Later this summer, the college will open the first of two planned phases in a townhome-style faculty and staff community. The 31-acre parcel, long owned by Denison, has been designed to accommodate about 60 units total. The first phase includes 29 units and will be finished in spring 2025.
“We’re on track to be done with Phase 1 by the end of May,” said Drew Mascioli, Denison’s manager of capital construction and planning.
The development is geared toward providing new hires with an affordable, well-built housing option replete with community greenspaces and linked to campus by a half-mile walking path.
The first tenants are expected to have moved in before classes start in Fall 2025.
David English, Denison’s CFO and vice president for finance and management, said planning for the project began in earnest around 2019 to address the rising prices and low availability in the Granville housing market.
“We were hearing from more faculty chairs saying they had some people turn down offers because they couldn’t find an affordable place in the Granville area and they didn’t want to live 30 miles away from campus,” English said.
“We wanted to make these nice places for people to live, at reasonable rents,” English said. “We’re not targeting a profit margin on these. Our goal is to have employees who are happy to live in them, and for us to just break even.”
The idea is that new hires could stay in the townhomes for up to four years, giving them ample time to become settled in the community and find permanent housing.

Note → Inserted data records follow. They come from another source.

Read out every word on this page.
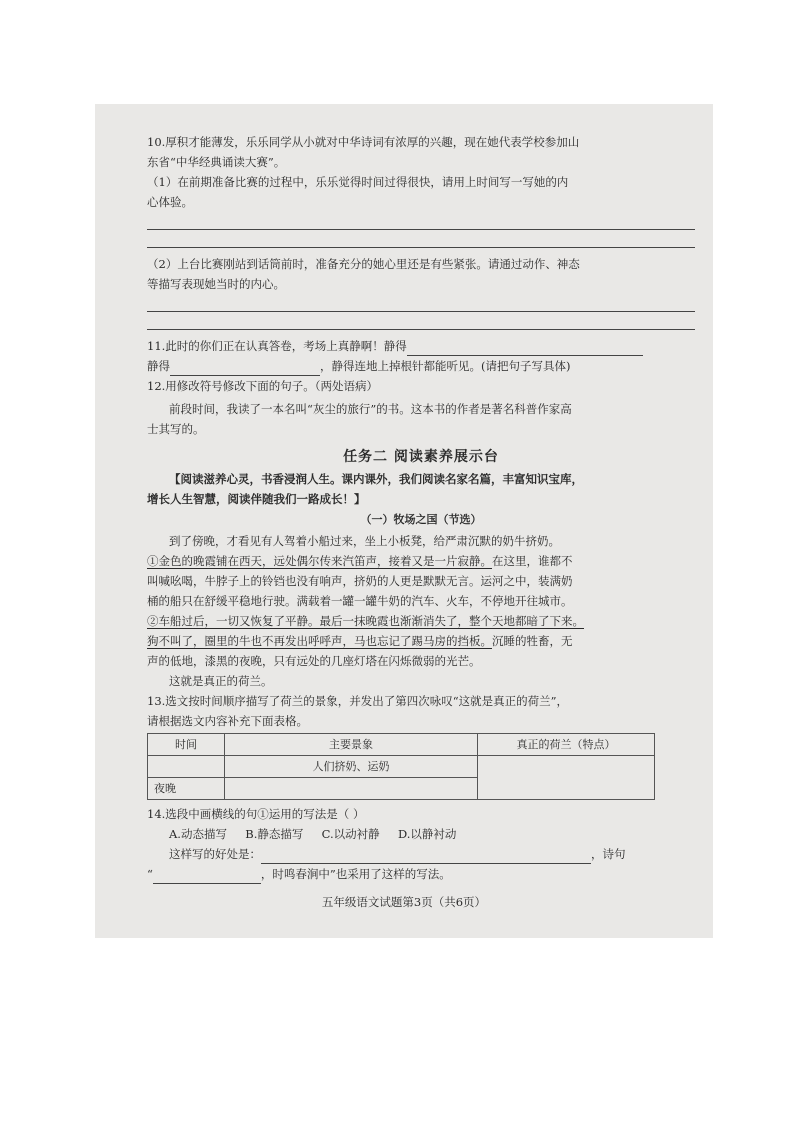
10.厚积才能薄发，乐乐同学从小就对中华诗词有浓厚的兴趣，现在她代表学校参加山

东省“中华经典诵读大赛”。

（1）在前期准备比赛的过程中，乐乐觉得时间过得很快，请用上时间写一写她的内

心体验。

（2）上台比赛刚站到话筒前时，准备充分的她心里还是有些紧张。请通过动作、神态

等描写表现她当时的内心。

11.此时的你们正在认真答卷，考场上真静啊！静得

静得	，静得连地上掉根针都能听见。(请把句子写具体)

12.用修改符号修改下面的句子。（两处语病）

前段时间，我读了一本名叫“灰尘的旅行”的书。这本书的作者是著名科普作家高

士其写的。

任务二 阅读素养展示台

【阅读滋养心灵，书香浸润人生。课内课外，我们阅读名家名篇，丰富知识宝库，

增长人生智慧，阅读伴随我们一路成长！】

（一）牧场之国（节选）

到了傍晚，才看见有人驾着小船过来，坐上小板凳，给严肃沉默的奶牛挤奶。

①金色的晚霞铺在西天，远处偶尔传来汽笛声，接着又是一片寂静。在这里，谁都不

叫喊吆喝，牛脖子上的铃铛也没有响声，挤奶的人更是默默无言。运河之中，装满奶

桶的船只在舒缓平稳地行驶。满载着一罐一罐牛奶的汽车、火车，不停地开往城市。

②车船过后，一切又恢复了平静。最后一抹晚霞也渐渐消失了，整个天地都暗了下来。

狗不叫了，圈里的牛也不再发出呼呼声，马也忘记了踢马房的挡板。沉睡的牲畜，无

声的低地，漆黑的夜晚，只有远处的几座灯塔在闪烁微弱的光芒。

这就是真正的荷兰。

13.选文按时间顺序描写了荷兰的景象，并发出了第四次咏叹“这就是真正的荷兰”，

请根据选文内容补充下面表格。

时间	主要景象	真正的荷兰（特点）
	人们挤奶、运奶	
夜晚		

14.选段中画横线的句①运用的写法是（ ）

A.动态描写 B.静态描写 C.以动衬静 D.以静衬动

这样写的好处是：	，诗句

“	，时鸣春涧中”也采用了这样的写法。

五年级语文试题第3页（共6页）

The staggered turnover should free up units on a steady basis for newer arrivals.
“We wanted to be very supportive of our faculty during that early career stage,” Provost Kim Coplin said.
“This is truly a talent-acquisition and retention project,” Mascioli said.

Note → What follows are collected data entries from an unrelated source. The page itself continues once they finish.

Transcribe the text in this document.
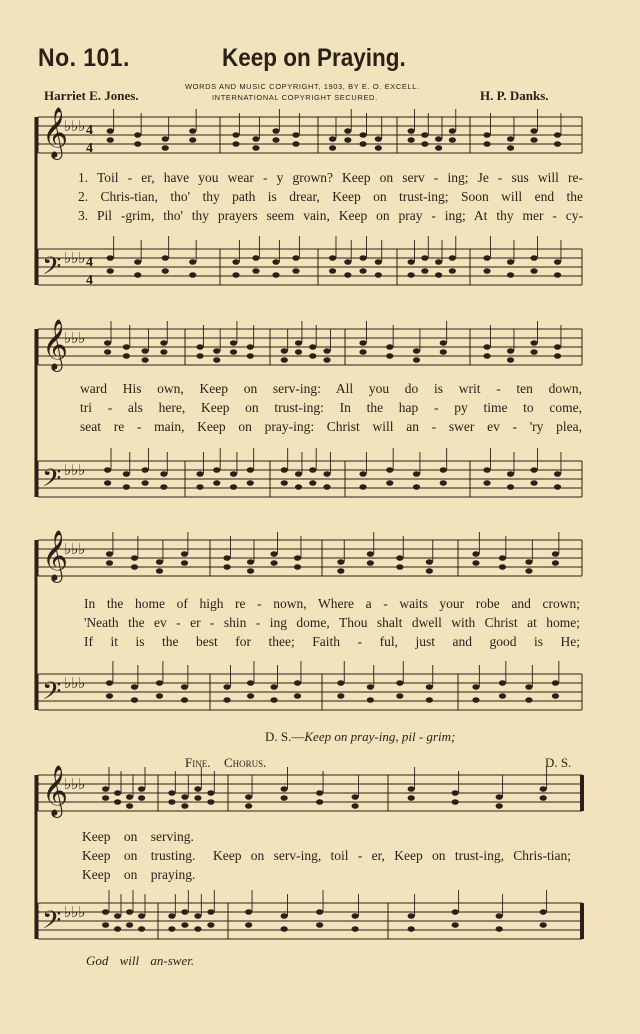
No. 101.	Keep on Praying.
WORDS AND MUSIC COPYRIGHT, 1903, BY E. O. EXCELL.
INTERNATIONAL COPYRIGHT SECURED.
Harriet E. Jones.	H. P. Danks.
𝄞
♭♭♭ 4
4
𝄢 ♭♭♭ 4
4
𝄞
♭♭♭
𝄢 ♭♭♭
𝄞
♭♭♭
𝄢 ♭♭♭
𝄞
♭♭♭
𝄢 ♭♭♭
1. Toil - er, have you wear - y grown? Keep on serv - ing; Je - sus will re-
2. Chris-tian, tho' thy path is drear, Keep on trust-ing; Soon will end the
3. Pil -grim, tho' thy prayers seem vain, Keep on pray - ing; At thy mer - cy-
ward His own, Keep on serv-ing: All you do is writ - ten down,
tri - als here, Keep on trust-ing: In the hap - py time to come,
seat re - main, Keep on pray-ing: Christ will an - swer ev - 'ry plea,
In the home of high re - nown, Where a - waits your robe and crown;
'Neath the ev - er - shin - ing dome, Thou shalt dwell with Christ at home;
If it is the best for thee; Faith - ful, just and good is He;
D. S.—Keep on pray-ing, pil - grim;
Fine. Chorus.	D. S.
Keep on serving.
Keep on trusting.
Keep on praying.
Keep on serv-ing, toil - er, Keep on trust-ing, Chris-tian;
God will an-swer.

The 1- and 2-bedroom units were designed with a mix of higher-end touches, such as crown molding, large windows, electric fireplaces, and cathedral ceilings.
“We’re not building this as inexpensively as we could have, because we want it to reflect well on Granville and Denison,” English said.
Front porches and common greenspaces were included throughout to foster a sense of community.
“We’re hoping people will sit on their front porches or go out on the common green and meet their neighbors,” English said.
The development is geared toward new faculty, but Denison will consider interest from other employees as well.
“We’ll see how quickly they rent up,” English said.
He said the development underscores Denison’s commitment to forging bonds among employees and with students.
“This project is reflective of the strong financial position we’re in, and the success we’ve had that allows us to double-down on making sure that we’re reinforcing mentorship opportunities for our faculty and staff,” English said.
“Denison is about mentoring relationships, and that requires individual time,” he said. “Logically, you’re going to have more time to interact with other people on campus, including students, if you live close to campus.”
Mei cherishes her connections with students — “I think it’s the highest honor to be invited to one of my students’ events,” she said — and values the bonds that come with living close to campus.
The new development should help new employees build those bonds from the start, she said.
“It facilitates connections to the other humans there,” she said. “It facilitates connections to the place. Anything that brings people together and keeps them near campus, I am for.”